So DiMichele reached out to Chicago Local 134, which put him in touch with Sixth District Regional Organizing Coordinator Lynn Arwood. He agreed to lead the volunteer organizing committee at the facility.

Arwood said she was impressed by DiMichele from the moment they met.

“He stepped forward to make changes at the workplace because of his concern for the other workers,” she said. “He never really brought up issues that affected him. It was the other workers that were being treated poorly. That really hit home for him.”

The Nippon Sharyo organizing drive fell short due to a massive disinformation campaign by the company, which also found fraudulent reasons to fire some employees who were active in the drive. The workers never gained union recognition, and the company closed the facility in 2018 due to a lack of orders.

DiMichele left Nippon Sharyo in 2014. IBEW leaders were impressed enough to offer a spot as a Sixth District field organizer not long after.

DiMichele said it wasn’t an easy decision. He mulled it over for three days.

He accepted in the end, and he’s glad he did. He traveled across the country, assisting on successful campaigns at DirecTV, Electrolux and BGE. He was named a Sixth District lead organizer in July 2016 and moved to the International Office in Washington, D.C., in August 2022, when he was appointed as a P&I international representative.

“He’s always all in,” Arwood said. “The most important thing in a lead organizer is representing the IBEW well. They’re honest. They show integrity and are committed to those workers. We’re holding their lives in our hands because we’re trying to organize them. Joe understood that.”
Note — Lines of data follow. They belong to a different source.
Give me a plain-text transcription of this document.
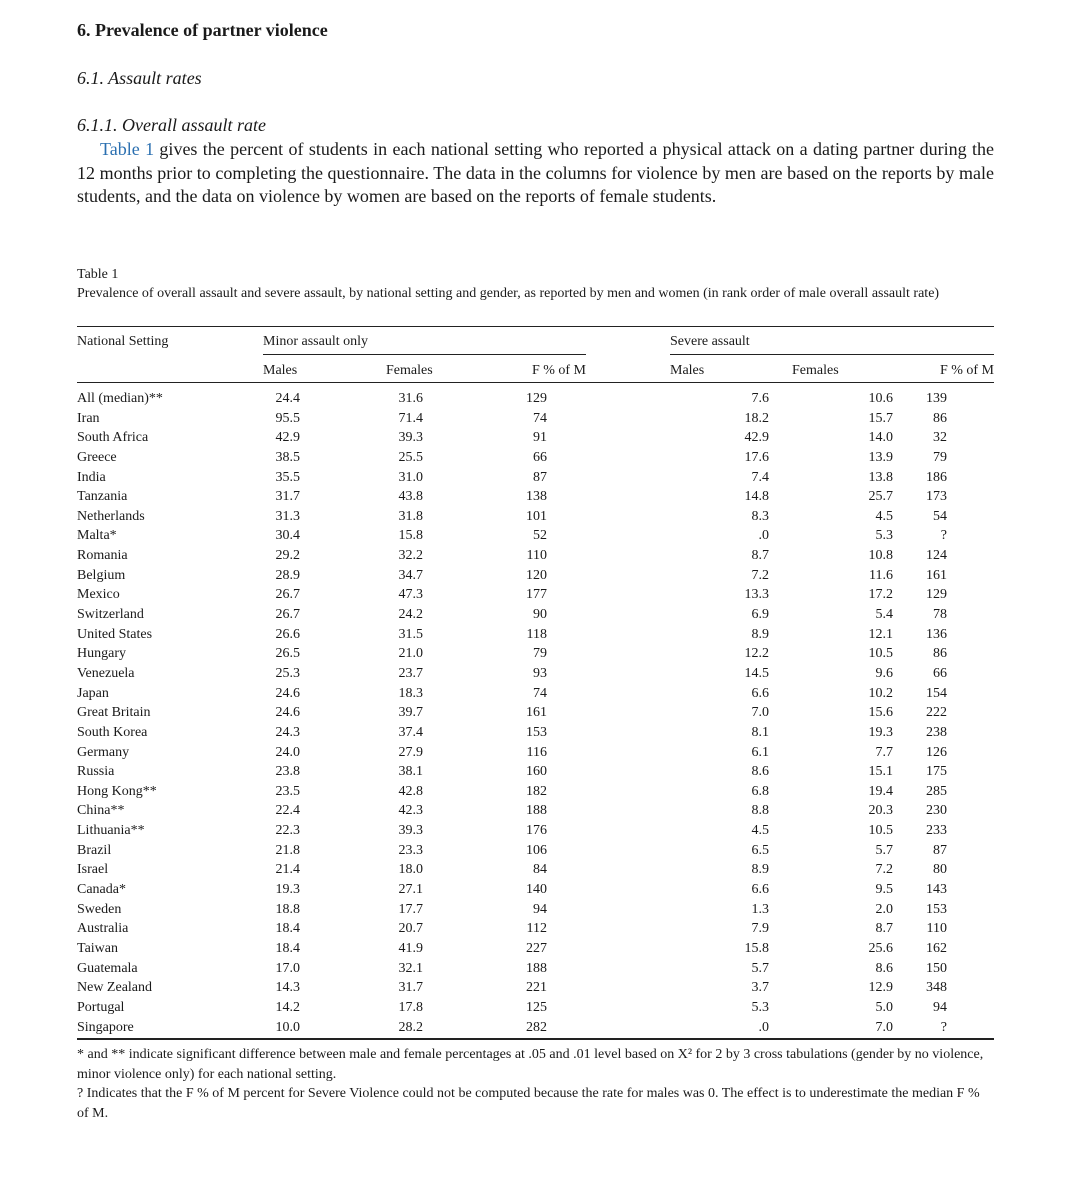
6. Prevalence of partner violence
6.1. Assault rates
6.1.1. Overall assault rate
Table 1 gives the percent of students in each national setting who reported a physical attack on a dating partner during the 12 months prior to completing the questionnaire. The data in the columns for violence by men are based on the reports by male students, and the data on violence by women are based on the reports of female students.
Table 1
Prevalence of overall assault and severe assault, by national setting and gender, as reported by men and women (in rank order of male overall assault rate)
National Setting	Minor assault only	Severe assault
Males	Females	F % of M	Males	Females	F % of M
All (median)**	24.4	31.6	129	7.6	10.6 139
Iran	95.5	71.4	74	18.2	15.7	86
South Africa	42.9	39.3	91	42.9	14.0	32
Greece	38.5	25.5	66	17.6	13.9	79
India	35.5	31.0	87	7.4	13.8 186
Tanzania	31.7	43.8	138	14.8	25.7 173
Netherlands	31.3	31.8	101	8.3	4.5	54
Malta*	30.4	15.8	52	.0	5.3	?
Romania	29.2	32.2	110	8.7	10.8 124
Belgium	28.9	34.7	120	7.2	11.6 161
Mexico	26.7	47.3	177	13.3	17.2 129
Switzerland	26.7	24.2	90	6.9	5.4	78
United States	26.6	31.5	118	8.9	12.1 136
Hungary	26.5	21.0	79	12.2	10.5	86
Venezuela	25.3	23.7	93	14.5	9.6	66
Japan	24.6	18.3	74	6.6	10.2 154
Great Britain	24.6	39.7	161	7.0	15.6 222
South Korea	24.3	37.4	153	8.1	19.3 238
Germany	24.0	27.9	116	6.1	7.7 126
Russia	23.8	38.1	160	8.6	15.1 175
Hong Kong**	23.5	42.8	182	6.8	19.4 285
China**	22.4	42.3	188	8.8	20.3 230
Lithuania**	22.3	39.3	176	4.5	10.5 233
Brazil	21.8	23.3	106	6.5	5.7	87
Israel	21.4	18.0	84	8.9	7.2	80
Canada*	19.3	27.1	140	6.6	9.5 143
Sweden	18.8	17.7	94	1.3	2.0 153
Australia	18.4	20.7	112	7.9	8.7 110
Taiwan	18.4	41.9	227	15.8	25.6 162
Guatemala	17.0	32.1	188	5.7	8.6 150
New Zealand	14.3	31.7	221	3.7	12.9 348
Portugal	14.2	17.8	125	5.3	5.0	94
Singapore	10.0	28.2	282	.0	7.0	?
* and ** indicate significant difference between male and female percentages at .05 and .01 level based on X² for 2 by 3 cross tabulations (gender by no violence, minor violence only) for each national setting.
? Indicates that the F % of M percent for Severe Violence could not be computed because the rate for males was 0. The effect is to underestimate the median F % of M.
DiMichele said he’s assuming his position at a good time following the passage of several pieces of federal legislation — most notably the Inflation Reduction Act of 2022 — that will allow American manufacturing to grow after decades of jobs being sent overseas.

“The work is ours to lose,” he said. “We’ll be out there making contacts, knocking on doors and going out looking for contracts.”

DiMichele has three daughters — Kayleigh, Madelyn and Sarah — and one grandson, Cade. He and his wife, Melissa, live in Arlington, Va.

“I’m honored to be in this position,” said DiMichele, who calls Arwood his mentor. “Every time I was appointed to something, I never thought in a million years something like this could happen to me. I’m grateful.”

The officers and staff congratulate Brother DiMichele on his appointment and wish him much success in his new position.